Sua ventura já começou no momento do nascimento. Na sua lenda pessoal, Charlie Sheen conta na série que nasceu praticamente morto, e que seu pai, um católico fervoroso, chegou a ir atrás de um padre para dar a extrema-unção. Mas ele vingou, e cresceu em uma família amorosa, ao lado de mais três irmãos (um deles, o também ator Emilio Estevez, que teve bem menos sucesso na carreira). Esse aspecto highlander se repetiria ao longo de sua vida toda.
Sem dúvida, o trunfo de Aka Charlie Sheen é trazer o testemunho do homem em si sobre as principais polêmicas de sua carreira, com uma admirável franqueza.
A carreira do pai, aliás, influenciaria profundamente os rumos da sua vida. E um dos acontecimentos mais impactantes em sua infância foi quando o pai levou os filhos para as Filipinas, para que acompanhassem as gravações de Apocalypse Now, o clássico de Francis Ford Coppola, que Martin Sheen protagonizava. Então com 9 anos, Charlie assistiria ali a seu pai passar por crises pelo consumo de álcool e até sofrer um infarto.
Não se sabe exatamente o que essa cena pode ter provocado no pequeno Carlos, mas o fato é que, logo depois de se tornar uma sensação (o que aconteceu muito cedo: ele já chamou a atenção pelo pequeno papel que conseguiu em Curtindo a Vida Adoidado, quando tinha apenas 20 anos), não demoraria muito para que o vício se apresentasse como uma constante em sua vida.
Em 1992, ele consumiria crack pela primeira vez por intermédio de uma namorada que dividia com o ator C. Thomas Howell, no momento em que recebia sexo oral (ela, inclusive, acabaria morrendo de overdose). A descrição dessa memória e da sensação provocada pela droga é tão forte que – pasme – esse se torna o único momento em que Sheen parece realmente se emocionar durante os dois episódios da série documental.
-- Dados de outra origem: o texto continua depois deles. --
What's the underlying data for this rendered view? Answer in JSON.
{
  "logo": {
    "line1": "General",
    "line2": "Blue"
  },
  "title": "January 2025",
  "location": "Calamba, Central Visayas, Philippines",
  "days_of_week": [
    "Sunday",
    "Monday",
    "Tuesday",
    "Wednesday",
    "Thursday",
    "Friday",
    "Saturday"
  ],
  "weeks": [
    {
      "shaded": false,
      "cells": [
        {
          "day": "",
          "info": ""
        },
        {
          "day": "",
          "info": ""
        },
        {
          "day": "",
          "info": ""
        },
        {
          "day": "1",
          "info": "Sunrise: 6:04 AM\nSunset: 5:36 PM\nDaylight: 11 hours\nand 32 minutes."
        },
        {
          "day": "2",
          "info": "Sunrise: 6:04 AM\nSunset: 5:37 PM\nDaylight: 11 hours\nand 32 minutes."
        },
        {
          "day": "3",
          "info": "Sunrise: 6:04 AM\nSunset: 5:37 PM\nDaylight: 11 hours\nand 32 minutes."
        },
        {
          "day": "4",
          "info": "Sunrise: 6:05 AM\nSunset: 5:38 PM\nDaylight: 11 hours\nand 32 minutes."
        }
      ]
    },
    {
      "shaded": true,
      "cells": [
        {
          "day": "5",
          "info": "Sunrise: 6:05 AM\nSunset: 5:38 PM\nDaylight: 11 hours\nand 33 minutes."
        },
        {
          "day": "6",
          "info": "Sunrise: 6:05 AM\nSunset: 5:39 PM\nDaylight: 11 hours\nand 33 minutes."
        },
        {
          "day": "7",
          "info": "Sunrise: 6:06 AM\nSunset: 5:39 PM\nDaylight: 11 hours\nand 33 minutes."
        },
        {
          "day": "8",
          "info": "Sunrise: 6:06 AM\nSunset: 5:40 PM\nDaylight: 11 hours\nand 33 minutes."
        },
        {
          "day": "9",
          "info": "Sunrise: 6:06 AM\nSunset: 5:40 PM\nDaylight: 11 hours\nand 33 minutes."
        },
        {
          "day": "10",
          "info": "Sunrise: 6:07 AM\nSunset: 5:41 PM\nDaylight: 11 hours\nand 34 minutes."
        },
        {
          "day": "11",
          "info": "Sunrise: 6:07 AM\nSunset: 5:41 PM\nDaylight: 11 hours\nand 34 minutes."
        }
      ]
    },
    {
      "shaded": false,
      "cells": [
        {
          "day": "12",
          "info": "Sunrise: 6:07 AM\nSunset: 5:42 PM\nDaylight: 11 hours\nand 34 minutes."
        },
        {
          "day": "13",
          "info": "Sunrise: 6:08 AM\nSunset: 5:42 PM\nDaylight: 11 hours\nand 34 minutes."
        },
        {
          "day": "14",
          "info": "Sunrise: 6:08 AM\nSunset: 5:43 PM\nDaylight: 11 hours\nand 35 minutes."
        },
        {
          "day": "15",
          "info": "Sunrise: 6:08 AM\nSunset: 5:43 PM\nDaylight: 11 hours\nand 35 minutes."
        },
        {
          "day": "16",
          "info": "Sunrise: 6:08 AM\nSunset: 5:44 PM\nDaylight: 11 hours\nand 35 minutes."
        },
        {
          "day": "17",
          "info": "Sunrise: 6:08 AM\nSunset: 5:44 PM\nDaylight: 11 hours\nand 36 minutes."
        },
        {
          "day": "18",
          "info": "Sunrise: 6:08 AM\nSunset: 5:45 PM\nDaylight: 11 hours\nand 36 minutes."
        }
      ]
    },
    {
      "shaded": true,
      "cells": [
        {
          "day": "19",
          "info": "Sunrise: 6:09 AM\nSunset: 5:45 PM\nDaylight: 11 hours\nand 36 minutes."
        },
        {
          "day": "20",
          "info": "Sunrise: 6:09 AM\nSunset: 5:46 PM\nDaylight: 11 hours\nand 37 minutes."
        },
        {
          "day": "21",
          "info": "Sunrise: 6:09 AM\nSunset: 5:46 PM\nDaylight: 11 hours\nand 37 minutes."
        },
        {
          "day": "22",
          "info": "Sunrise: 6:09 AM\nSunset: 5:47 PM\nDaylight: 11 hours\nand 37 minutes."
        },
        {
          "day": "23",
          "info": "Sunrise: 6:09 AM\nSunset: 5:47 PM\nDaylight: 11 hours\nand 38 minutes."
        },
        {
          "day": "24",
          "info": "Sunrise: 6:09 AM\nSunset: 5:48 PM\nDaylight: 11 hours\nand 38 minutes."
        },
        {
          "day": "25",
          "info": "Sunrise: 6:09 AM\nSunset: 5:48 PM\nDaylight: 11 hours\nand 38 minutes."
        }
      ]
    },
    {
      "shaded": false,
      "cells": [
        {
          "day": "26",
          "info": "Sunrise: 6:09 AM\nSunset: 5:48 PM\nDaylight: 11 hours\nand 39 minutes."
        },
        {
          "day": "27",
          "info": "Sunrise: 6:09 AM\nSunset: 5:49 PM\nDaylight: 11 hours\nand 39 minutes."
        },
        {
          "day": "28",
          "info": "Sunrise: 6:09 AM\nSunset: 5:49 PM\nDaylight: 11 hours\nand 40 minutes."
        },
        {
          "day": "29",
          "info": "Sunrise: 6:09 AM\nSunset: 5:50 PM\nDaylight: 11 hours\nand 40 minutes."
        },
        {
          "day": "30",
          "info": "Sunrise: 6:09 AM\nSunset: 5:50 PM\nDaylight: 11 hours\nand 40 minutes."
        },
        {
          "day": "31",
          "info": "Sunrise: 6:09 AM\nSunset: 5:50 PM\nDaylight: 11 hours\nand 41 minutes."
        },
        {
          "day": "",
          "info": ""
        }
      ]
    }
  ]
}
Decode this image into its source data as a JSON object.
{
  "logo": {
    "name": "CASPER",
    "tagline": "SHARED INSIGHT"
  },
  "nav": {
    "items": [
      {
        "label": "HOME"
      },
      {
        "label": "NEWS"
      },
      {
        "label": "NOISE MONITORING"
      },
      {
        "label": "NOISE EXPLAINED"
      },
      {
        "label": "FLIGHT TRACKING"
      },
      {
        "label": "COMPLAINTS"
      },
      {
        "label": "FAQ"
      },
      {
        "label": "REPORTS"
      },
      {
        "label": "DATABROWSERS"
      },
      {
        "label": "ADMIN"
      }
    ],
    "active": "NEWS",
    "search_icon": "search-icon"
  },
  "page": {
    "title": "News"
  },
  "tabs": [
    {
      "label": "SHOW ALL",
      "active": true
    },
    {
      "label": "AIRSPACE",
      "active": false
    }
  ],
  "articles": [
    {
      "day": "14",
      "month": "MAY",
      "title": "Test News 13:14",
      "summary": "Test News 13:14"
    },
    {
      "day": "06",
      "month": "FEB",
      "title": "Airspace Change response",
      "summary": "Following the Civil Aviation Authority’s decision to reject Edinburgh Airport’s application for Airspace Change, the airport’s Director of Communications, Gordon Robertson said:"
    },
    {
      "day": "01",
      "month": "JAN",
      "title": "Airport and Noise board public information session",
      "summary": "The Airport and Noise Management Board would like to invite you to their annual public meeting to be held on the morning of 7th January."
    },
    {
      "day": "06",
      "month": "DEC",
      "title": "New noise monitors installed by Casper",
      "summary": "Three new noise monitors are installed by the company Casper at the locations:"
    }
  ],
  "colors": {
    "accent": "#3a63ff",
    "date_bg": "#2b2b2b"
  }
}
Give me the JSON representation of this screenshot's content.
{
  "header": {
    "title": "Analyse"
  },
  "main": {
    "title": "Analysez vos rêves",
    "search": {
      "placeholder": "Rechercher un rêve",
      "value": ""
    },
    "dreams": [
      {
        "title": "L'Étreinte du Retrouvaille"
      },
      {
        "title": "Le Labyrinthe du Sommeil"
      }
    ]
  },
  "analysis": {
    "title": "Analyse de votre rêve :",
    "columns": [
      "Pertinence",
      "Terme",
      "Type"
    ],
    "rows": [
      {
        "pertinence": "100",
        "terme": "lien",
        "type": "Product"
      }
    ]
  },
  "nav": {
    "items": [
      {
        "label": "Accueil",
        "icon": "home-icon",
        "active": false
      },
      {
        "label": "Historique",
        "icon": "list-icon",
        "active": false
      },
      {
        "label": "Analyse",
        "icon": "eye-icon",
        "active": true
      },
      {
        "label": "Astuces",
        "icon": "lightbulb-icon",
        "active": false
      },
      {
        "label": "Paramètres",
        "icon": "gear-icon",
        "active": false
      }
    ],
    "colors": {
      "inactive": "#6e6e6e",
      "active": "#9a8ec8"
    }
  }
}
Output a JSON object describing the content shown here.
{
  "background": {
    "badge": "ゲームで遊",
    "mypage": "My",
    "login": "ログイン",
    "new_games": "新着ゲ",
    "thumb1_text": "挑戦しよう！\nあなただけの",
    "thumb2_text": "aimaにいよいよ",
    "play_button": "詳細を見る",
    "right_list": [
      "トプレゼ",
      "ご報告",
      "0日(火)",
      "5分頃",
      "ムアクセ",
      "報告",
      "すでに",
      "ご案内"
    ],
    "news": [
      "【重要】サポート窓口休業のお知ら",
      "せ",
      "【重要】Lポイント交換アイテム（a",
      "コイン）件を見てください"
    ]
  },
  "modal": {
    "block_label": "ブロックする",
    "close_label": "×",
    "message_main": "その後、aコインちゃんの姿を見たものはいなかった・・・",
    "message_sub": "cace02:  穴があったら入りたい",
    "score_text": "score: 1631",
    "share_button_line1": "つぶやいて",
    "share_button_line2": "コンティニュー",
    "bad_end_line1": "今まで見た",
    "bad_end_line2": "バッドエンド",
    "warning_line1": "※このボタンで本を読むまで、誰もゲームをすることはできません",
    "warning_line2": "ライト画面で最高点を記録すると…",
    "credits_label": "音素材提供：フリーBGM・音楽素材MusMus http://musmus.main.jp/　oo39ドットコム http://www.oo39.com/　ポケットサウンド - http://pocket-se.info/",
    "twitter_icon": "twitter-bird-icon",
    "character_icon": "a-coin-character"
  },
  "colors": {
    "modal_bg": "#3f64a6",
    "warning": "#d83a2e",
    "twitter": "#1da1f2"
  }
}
Isso não acontece nem nos momentos em que ele se confronta com outros dramas, como os passados pelo seu pai, que claramente o retirou do inferno diversas vezes (Martin Sheen e Emilio Estevez não quiseram dar depoimentos, e há rumores de que ambos tenham se ofendido pela exposição da família); pelas ex-mulheres, Denise Richards e Brooke Mueller, que parecem ter passado o cão ao lado dele; ou quando Jon Cryer, a co-estrela de Two and a Half Men, se mostra claramente ressentido quanto ao que perdeu quando Sheen resolveu abandonar uma série que gerava uma carreira para muita gente.
Sem dúvida, o trunfo de Aka Charlie Sheen é trazer o testemunho do homem em si sobre as principais polêmicas de sua carreira, com uma admirável franqueza. Há, contudo, vários resvalos numa abordagem sensacionalista, nos momentos em que aposta em afirmações “bombásticas” (quando fala sobre ter se descoberto HIV+ ou quando discorre, claramente desconfortável e por metáforas, sobre o fato de ter feito sexo com homens) e opta por deixá-las para os minutos finais da série, no intuito de prender o espectador até ali.
Mas, de modo geral, a sensação que fica é que a parte mais importante de Aka Charlie Sheen é deixar claro – menos pelo que Sheen diz, e mais pelo que o documentário mostra – de que muito dinheiro na mão de gente inconsequente quase sempre é sinônimo de tragédia. E que as drogas, quando se tornam um problema, causam mais danos no entorno do que na vida de quem tem o vício. Está aí Charlie Sheen, aos 60 anos e sem grandes remorsos, para provar.